I was chatting with @joebristol and brakes and things came up and 'overkill/inappropriate' components fitted.
For me, it's SRAM GuideRs fitted onto my turbo bike... it's been outside once in the last 18 months.
What overkill parts have you got fitted and to what ?
Most of it seeing as nowadays I am really a bridlepath bimbler.
my daughter has saint cranks on her bike! shes about 6 stone.
i`ve got guide rs fitted to my rigid singlespeed! (it was a HC HT and been down BPW blacks in a previous incarnation though)
i`ve got guide rs fitted to my rigid singlespeed
So inappropriate rather than overkill as even on a SS brakes that work would be handy?
Every part on every bike I’ve ever owned.
I’d give a list, but it‘d make some gentle souls angry.
All the parts on my full sus are over kill for the sort of rider I am. Most of the parts on my everyday mtb are also arguably over kill as is my gravel bike. But Im an upgrade addict,and when I find a 'bargain' I buy it, £100 eewings etc....
Dunno about overkill, but my bikes rider overweight!!
For that reason, I need big brakes....
35mm Raceface bar and stem on my Orbea Oiz XC bike - I got the bike second hand and these had been fitted -
I don't think it needs them and there has been occasions where I've got wrist pain - not sure if they actually TOO stiff
I once had a Ringle bottle cage on an old rigid Peugeot. The bottle cage was probably worth more than the bike.
I don’t think it needs them and there has been occasions where I’ve got wrist pain – not sure if they actually TOO stiff
Thought it was a well known fact that Race Face bars are the stiffest/ most uncomfortable bars known to man (even in 31.8, 35 must be horrific)
Anything beyond a rigid, SS, cantilever braked bike is overkill
I'm pretty sure most of my bike kit would fall into that category, sadly.
In more generic terms - those massively oversized jockey wheels - unless you are a pro rider, they do nothing - they don't even look good as you don't notice it whilst you are riding (and other riders won't see it as they'll be watching what else is going on. I don't use them, so not really fitting into this thread, but I seem to be really annoyed by them so they are getting mentioned.
CalamityJames
Thought it was a well known fact that Race Face bars are the stiffest/ most uncomfortable bars known to man (even in 31.8, 35 must be horrific)
Every broken carbon handlebar I have seen in person has been Raceface.
Most inappropriate thing on my bike is probably me - a guy with messed up balance and legs who turns into a sentient plate of jelly in the heat. Not many rides I don't spend time foribly meeting with the ground, usually on the flat or uphill.

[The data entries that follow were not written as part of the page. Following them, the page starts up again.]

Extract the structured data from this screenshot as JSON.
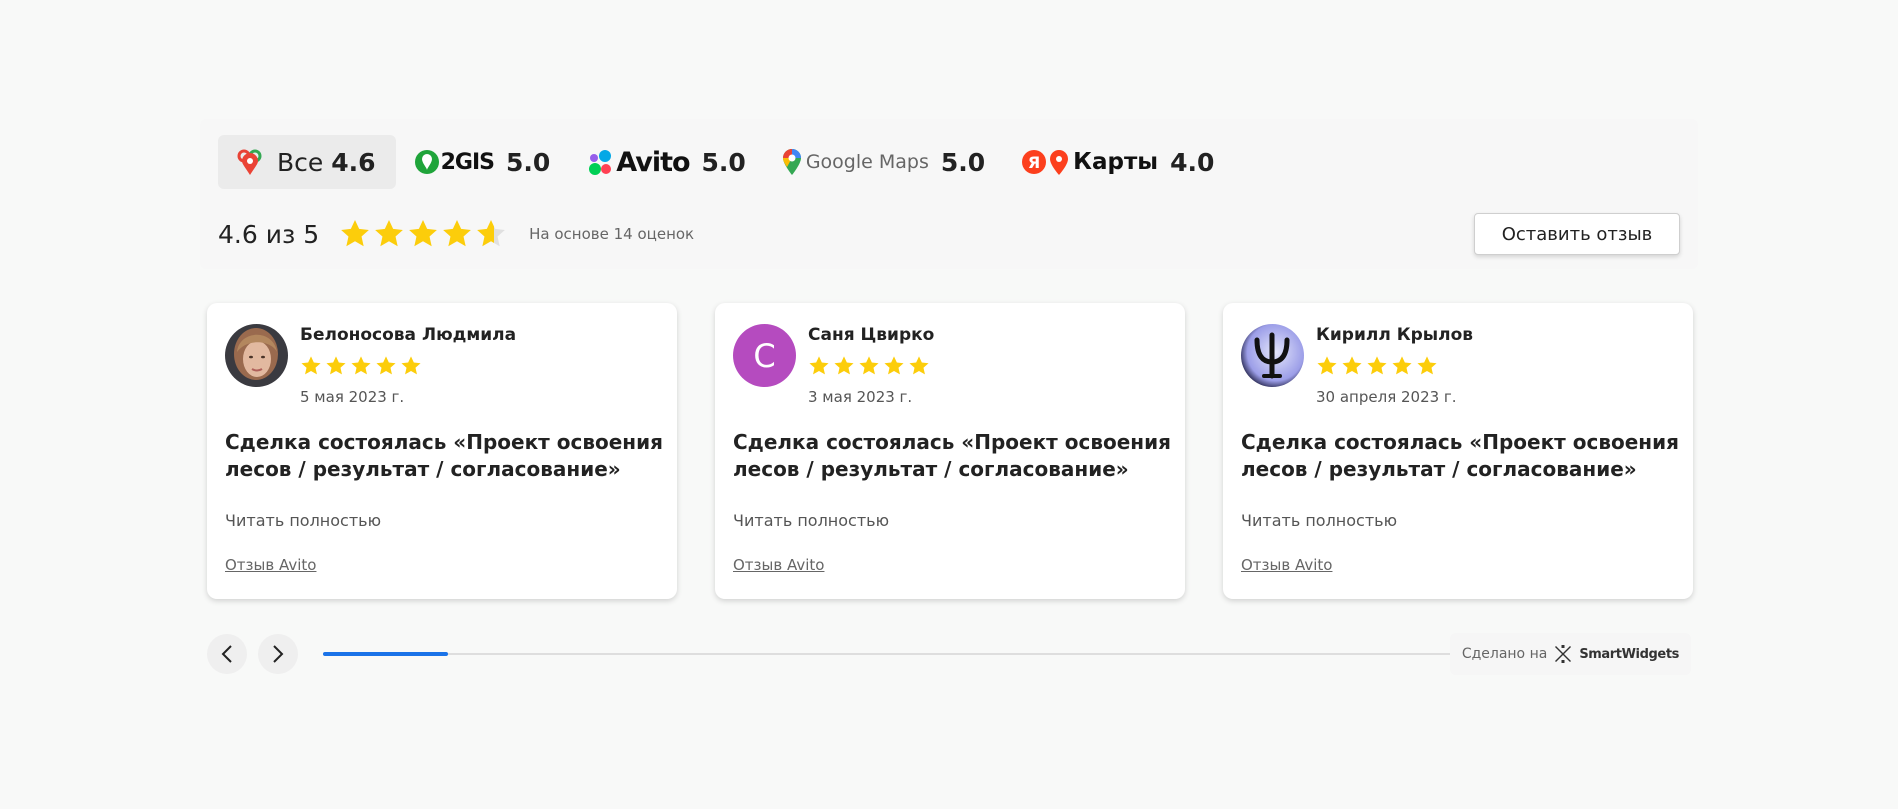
{
  "tabs": [
    {
      "word": "Все",
      "rating": "4.6",
      "icon": "all-sources-icon",
      "active": true
    },
    {
      "word": "2GIS",
      "rating": "5.0",
      "icon": "2gis-logo-icon"
    },
    {
      "word": "Avito",
      "rating": "5.0",
      "icon": "avito-logo-icon"
    },
    {
      "word": "Google Maps",
      "rating": "5.0",
      "icon": "google-maps-pin-icon"
    },
    {
      "word": "Карты",
      "rating": "4.0",
      "icon": "yandex-maps-icon"
    }
  ],
  "summary": {
    "rating_text": "4.6 из 5",
    "rating_value": 4.6,
    "based_on": "На основе 14 оценок",
    "leave_review": "Оставить отзыв"
  },
  "reviews": [
    {
      "author": "Белоносова Людмила",
      "stars": 5,
      "date": "5 мая 2023 г.",
      "title": "Сделка состоялась «Проект освоения лесов / результат / согласование»",
      "read_more": "Читать полностью",
      "source": "Отзыв Avito",
      "avatar": "photo"
    },
    {
      "author": "Саня Цвирко",
      "stars": 5,
      "date": "3 мая 2023 г.",
      "title": "Сделка состоялась «Проект освоения лесов / результат / согласование»",
      "read_more": "Читать полностью",
      "source": "Отзыв Avito",
      "avatar": "letter",
      "avatar_letter": "С"
    },
    {
      "author": "Кирилл Крылов",
      "stars": 5,
      "date": "30 апреля 2023 г.",
      "title": "Сделка состоялась «Проект освоения лесов / результат / согласование»",
      "read_more": "Читать полностью",
      "source": "Отзыв Avito",
      "avatar": "psi"
    }
  ],
  "carousel": {
    "progress_fraction": 0.11
  },
  "footer": {
    "made_with": "Сделано на",
    "brand": "SmartWidgets"
  },
  "colors": {
    "star": "#fccd0b",
    "star_empty": "#e0e0e0",
    "accent": "#1a73e8",
    "avatar_letter_bg": "#b54bbf"
  }
}
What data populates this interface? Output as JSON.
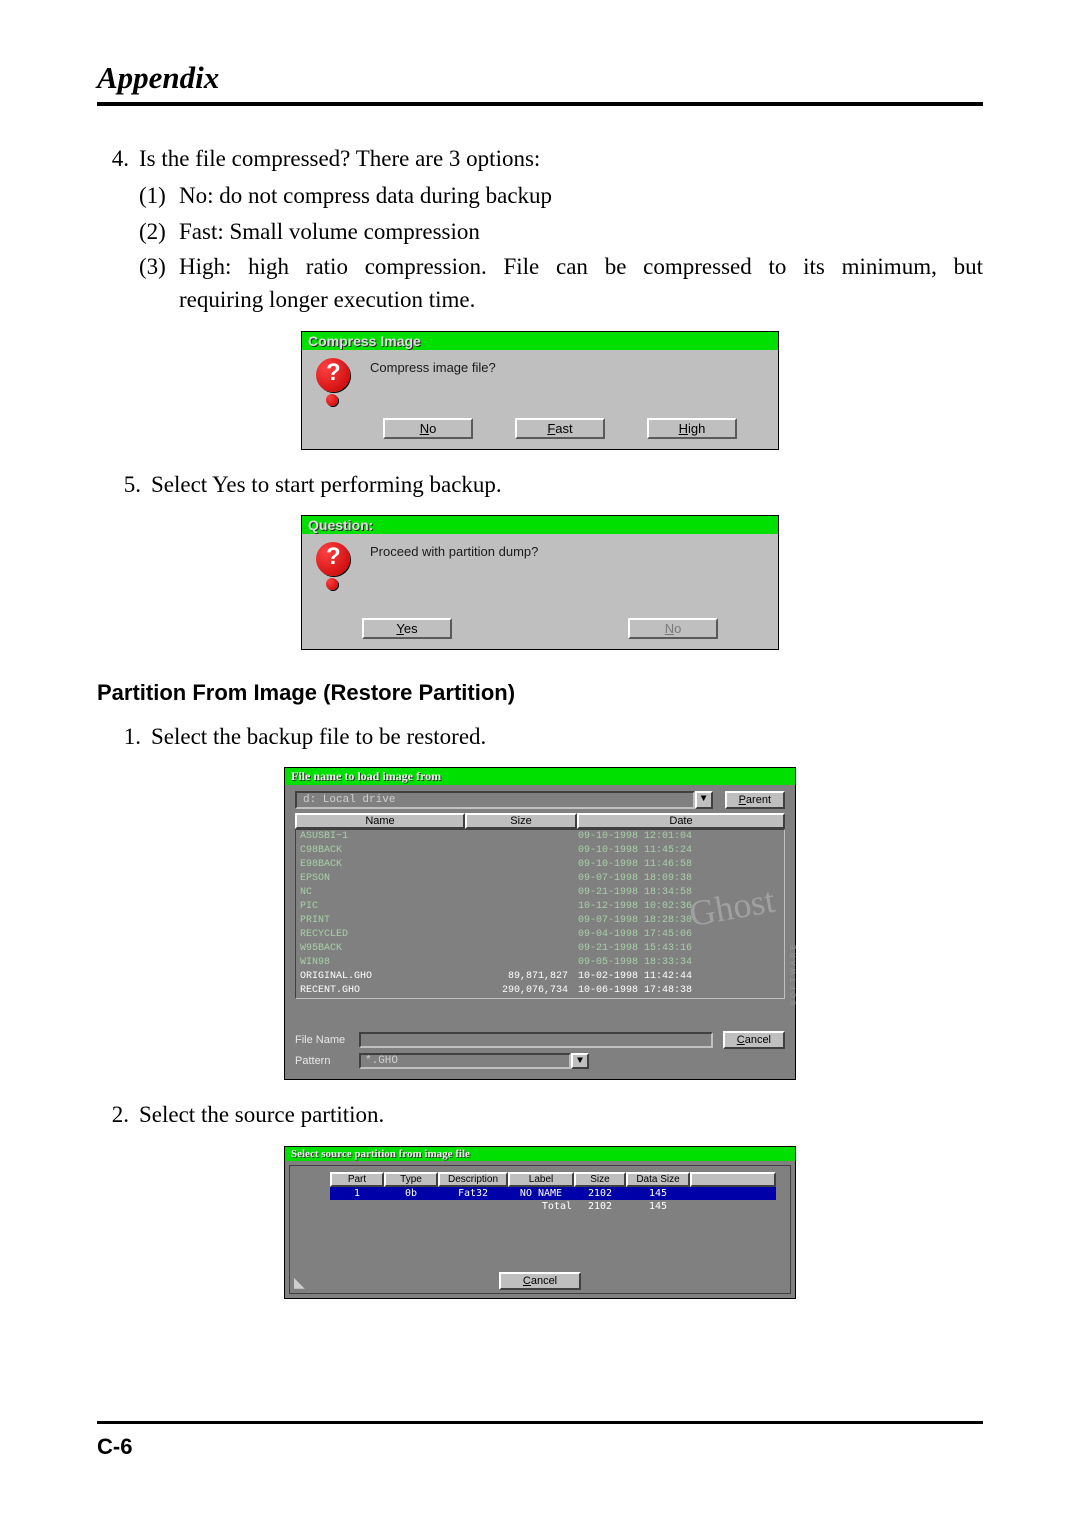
{
  "page": {
    "title": "Appendix",
    "footer": "C-6"
  },
  "item4": {
    "num": "4.",
    "text": "Is the file compressed? There are 3 options:",
    "opts": [
      {
        "p": "(1)",
        "t": "No: do not compress data during backup"
      },
      {
        "p": "(2)",
        "t": "Fast: Small volume compression"
      },
      {
        "p": "(3)",
        "t1": "High: high ratio compression.  File can be compressed to its minimum, but",
        "t2": "requiring longer execution time."
      }
    ]
  },
  "dlg_compress": {
    "title": "Compress Image",
    "text": "Compress image file?",
    "btns": {
      "no": {
        "u": "N",
        "rest": "o"
      },
      "fast": {
        "u": "F",
        "rest": "ast"
      },
      "high": {
        "u": "H",
        "rest": "igh"
      }
    }
  },
  "item5": {
    "num": "5.",
    "text": "Select Yes to start performing backup."
  },
  "dlg_question": {
    "title": "Question:",
    "text": "Proceed with partition dump?",
    "btns": {
      "yes": {
        "u": "Y",
        "rest": "es"
      },
      "no": {
        "u": "N",
        "rest": "o"
      }
    }
  },
  "section_h": "Partition From Image (Restore Partition)",
  "restore1": {
    "num": "1.",
    "text": "Select the backup file to be restored."
  },
  "file_dialog": {
    "title": "File name to load image from",
    "drive": "d: Local drive",
    "btn_parent": {
      "u": "P",
      "rest": "arent"
    },
    "headers": {
      "name": "Name",
      "size": "Size",
      "date": "Date"
    },
    "rows": [
      {
        "name": "ASUSBI~1",
        "size": "",
        "date": "09-10-1998 12:01:04",
        "cls": ""
      },
      {
        "name": "C98BACK",
        "size": "",
        "date": "09-10-1998 11:45:24",
        "cls": ""
      },
      {
        "name": "E98BACK",
        "size": "",
        "date": "09-10-1998 11:46:58",
        "cls": ""
      },
      {
        "name": "EPSON",
        "size": "",
        "date": "09-07-1998 18:09:38",
        "cls": ""
      },
      {
        "name": "NC",
        "size": "",
        "date": "09-21-1998 18:34:58",
        "cls": ""
      },
      {
        "name": "PIC",
        "size": "",
        "date": "10-12-1998 10:02:36",
        "cls": ""
      },
      {
        "name": "PRINT",
        "size": "",
        "date": "09-07-1998 18:28:30",
        "cls": ""
      },
      {
        "name": "RECYCLED",
        "size": "",
        "date": "09-04-1998 17:45:06",
        "cls": ""
      },
      {
        "name": "W95BACK",
        "size": "",
        "date": "09-21-1998 15:43:16",
        "cls": ""
      },
      {
        "name": "WIN98",
        "size": "",
        "date": "09-05-1998 18:33:34",
        "cls": ""
      },
      {
        "name": "ORIGINAL.GHO",
        "size": "89,871,827",
        "date": "10-02-1998 11:42:44",
        "cls": "white"
      },
      {
        "name": "RECENT.GHO",
        "size": "290,076,734",
        "date": "10-06-1998 17:48:38",
        "cls": "white"
      }
    ],
    "file_name_lbl": "File Name",
    "pattern_lbl": "Pattern",
    "pattern_val": "*.GHO",
    "btn_cancel": {
      "u": "C",
      "rest": "ancel"
    },
    "logo": "Ghost",
    "logo_sub": "SOFTWARE"
  },
  "restore2": {
    "num": "2.",
    "text": "Select the source partition."
  },
  "part_dialog": {
    "title": "Select source partition from image file",
    "headers": [
      "Part",
      "Type",
      "Description",
      "Label",
      "Size",
      "Data Size"
    ],
    "row": {
      "part": "1",
      "type": "0b",
      "desc": "Fat32",
      "label": "NO NAME",
      "size": "2102",
      "dsize": "145"
    },
    "total_row": {
      "label": "Total",
      "size": "2102",
      "dsize": "145"
    },
    "btn_cancel": {
      "u": "C",
      "rest": "ancel"
    }
  }
}
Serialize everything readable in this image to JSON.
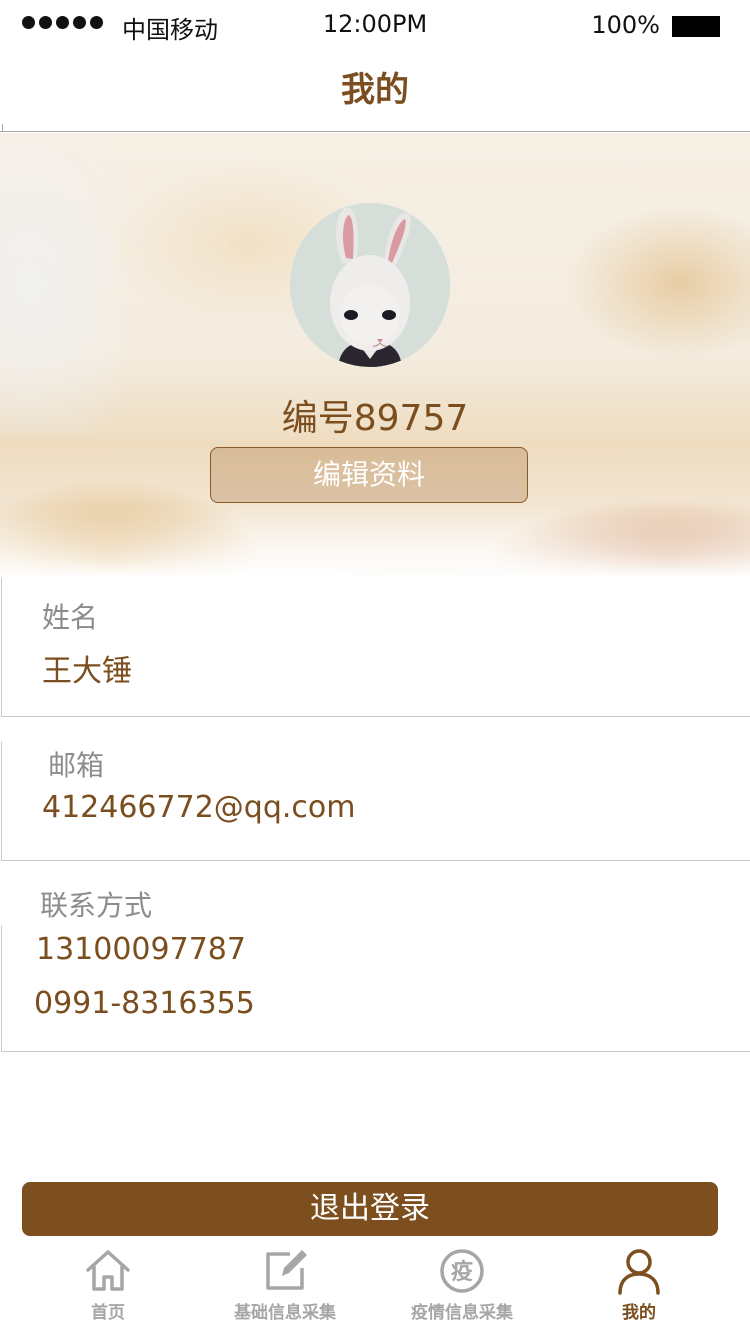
{
  "status_bar": {
    "carrier": "中国移动",
    "time": "12:00PM",
    "battery": "100%"
  },
  "nav": {
    "title": "我的"
  },
  "profile": {
    "id_text": "编号89757",
    "edit_label": "编辑资料"
  },
  "fields": {
    "name": {
      "label": "姓名",
      "value": "王大锤"
    },
    "email": {
      "label": "邮箱",
      "value": "412466772@qq.com"
    },
    "contact": {
      "label": "联系方式",
      "mobile": "13100097787",
      "phone": "0991-8316355"
    }
  },
  "logout_label": "退出登录",
  "tabs": [
    {
      "label": "首页",
      "icon": "home-icon",
      "active": false
    },
    {
      "label": "基础信息采集",
      "icon": "edit-icon",
      "active": false
    },
    {
      "label": "疫情信息采集",
      "icon": "epidemic-icon",
      "glyph": "疫",
      "active": false
    },
    {
      "label": "我的",
      "icon": "user-icon",
      "active": true
    }
  ],
  "colors": {
    "brand": "#7d4f1e",
    "label_gray": "#8c8c8c",
    "inactive_tab": "#a6a6a6"
  }
}
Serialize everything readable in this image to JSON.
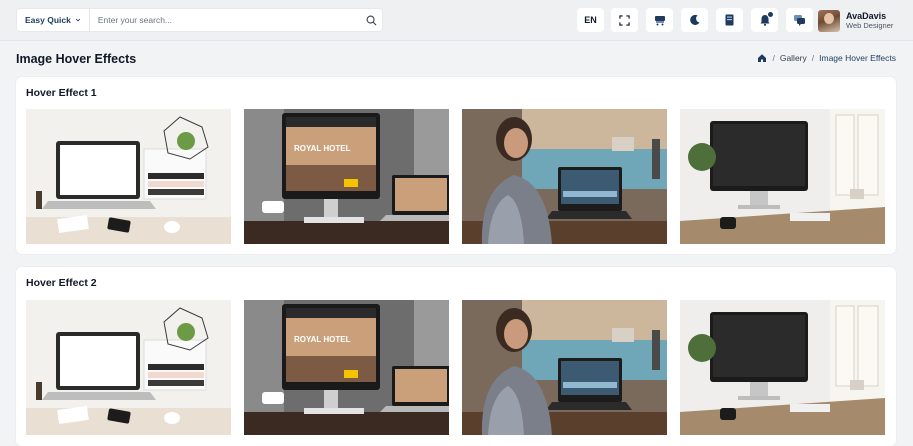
{
  "header": {
    "quick_menu_label": "Easy Quick",
    "search_placeholder": "Enter your search...",
    "language": "EN",
    "user": {
      "name": "AvaDavis",
      "role": "Web Designer"
    }
  },
  "page": {
    "title": "Image Hover Effects",
    "breadcrumb": [
      "Gallery",
      "Image Hover Effects"
    ]
  },
  "cards": [
    {
      "title": "Hover Effect 1"
    },
    {
      "title": "Hover Effect 2"
    }
  ],
  "photos": [
    {
      "icon": "laptop-desk-photo"
    },
    {
      "icon": "imac-hotel-site-photo"
    },
    {
      "icon": "woman-at-laptop-photo"
    },
    {
      "icon": "imac-window-desk-photo"
    }
  ],
  "photo_texts": [
    "ROYAL HOTEL"
  ],
  "colors": {
    "accent": "#1e3a5f",
    "background": "#f2f3f5",
    "card": "#ffffff"
  }
}
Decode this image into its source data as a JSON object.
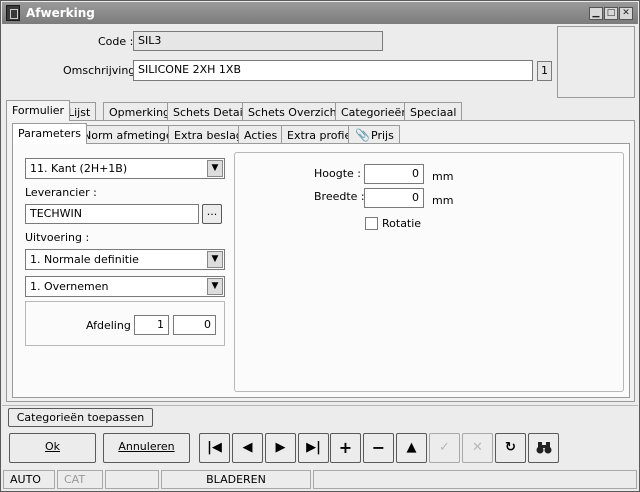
{
  "window": {
    "title": "Afwerking"
  },
  "record": {
    "code_label": "Code :",
    "code_value": "SIL3",
    "desc_label": "Omschrijving :",
    "desc_value": "SILICONE  2XH 1XB",
    "desc_badge": "1"
  },
  "main_tabs": [
    "Formulier",
    "Lijst",
    "Opmerking",
    "Schets Detail",
    "Schets Overzicht",
    "Categorieën",
    "Speciaal"
  ],
  "sub_tabs": [
    "Parameters",
    "Norm afmetingen",
    "Extra beslag",
    "Acties",
    "Extra profiel",
    "Prijs"
  ],
  "params": {
    "type_combo": "11. Kant (2H+1B)",
    "leverancier_label": "Leverancier :",
    "leverancier_value": "TECHWIN",
    "browse_button": "...",
    "uitvoering_label": "Uitvoering :",
    "uitvoering_combo": "1.  Normale definitie",
    "overnemen_combo": "1.  Overnemen",
    "afdeling_label": "Afdeling :",
    "afdeling_value1": "1",
    "afdeling_value2": "0"
  },
  "dimensions": {
    "hoogte_label": "Hoogte :",
    "hoogte_value": "0",
    "hoogte_unit": "mm",
    "breedte_label": "Breedte :",
    "breedte_value": "0",
    "breedte_unit": "mm",
    "rotatie_label": "Rotatie"
  },
  "actions": {
    "apply_categories": "Categorieën toepassen",
    "ok": "Ok",
    "cancel": "Annuleren"
  },
  "status": {
    "mode": "AUTO",
    "cat": "CAT",
    "state": "BLADEREN"
  },
  "icons": [
    "app-icon",
    "minimize-icon",
    "maximize-icon",
    "close-icon",
    "paperclip-icon",
    "first-record-icon",
    "previous-record-icon",
    "next-record-icon",
    "last-record-icon",
    "add-icon",
    "delete-icon",
    "up-icon",
    "confirm-icon",
    "discard-icon",
    "refresh-icon",
    "search-binoculars-icon"
  ]
}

My daughter has lovely USE carbon bars and seatpost on her ridgeback city bike. They were selling off unfashionably short bars and short posts at 80% off in their outlet store a couple of years ago
Looks great and fits perfectly for her but they wouldn't be on there at full price!
DickBarton
In more generic terms – those massively oversized jockey wheels – unless you are a pro rider, they do nothing – they don’t even look good as you don’t notice it whilst you are riding (and other riders won’t see it as they’ll be watching what else is going on. I don’t use them, so not really fitting into this thread, but I seem to be really annoyed by them so they are getting mentioned.
You'll love the price of this one then - free lube, mind.
https://r2-bike.com/CERAMICSPEED-OSPW-System-3D-printed-Titanium-Coated-Dura-Ace-9200-Ultegra-8100
Supergravity tyres AND inserts. I never got a puncture with my old trail+ casing tyres so definitely overkill. And the 220mm front rotor with Hope v4 brakes. I don't need that amount of power...
Tbh, the whole bike is overkill, but that's what I love about it!! 🤣
And as for inappropriate...
https://flic.kr/p/2nVkBRR
Yes, that's a bell on a 170mm 17kg enduro gnarpoon. 😁
My bargain basement commuter bike has quite fancy Hope Tech 3 levers with some rather natty orange direct mount XC callipers, an Easton carbon handlebar and some One Up aluminium pedals .
There's every chance that those are either 1. worth more than the rest of the bike, or 2 double it's value
I have a set of those lovely USE carbon bars on my Brompton.
4 pot RS4s on my gravel bike.
4 pot RS4s on my gravel bike.
Isn’t that what they are designed for?
Hope brakes and wheels, zee 10 speed, carbon bars, dropper post and DMR stem on my pub/shopping bike.
(Old battered Kona Steely with rigid fork).
All very old hand me downs. I think the back wheel is 25 years old.
Mudguards, pump and tools on my Turbo bike which hasn't left the house in over a year.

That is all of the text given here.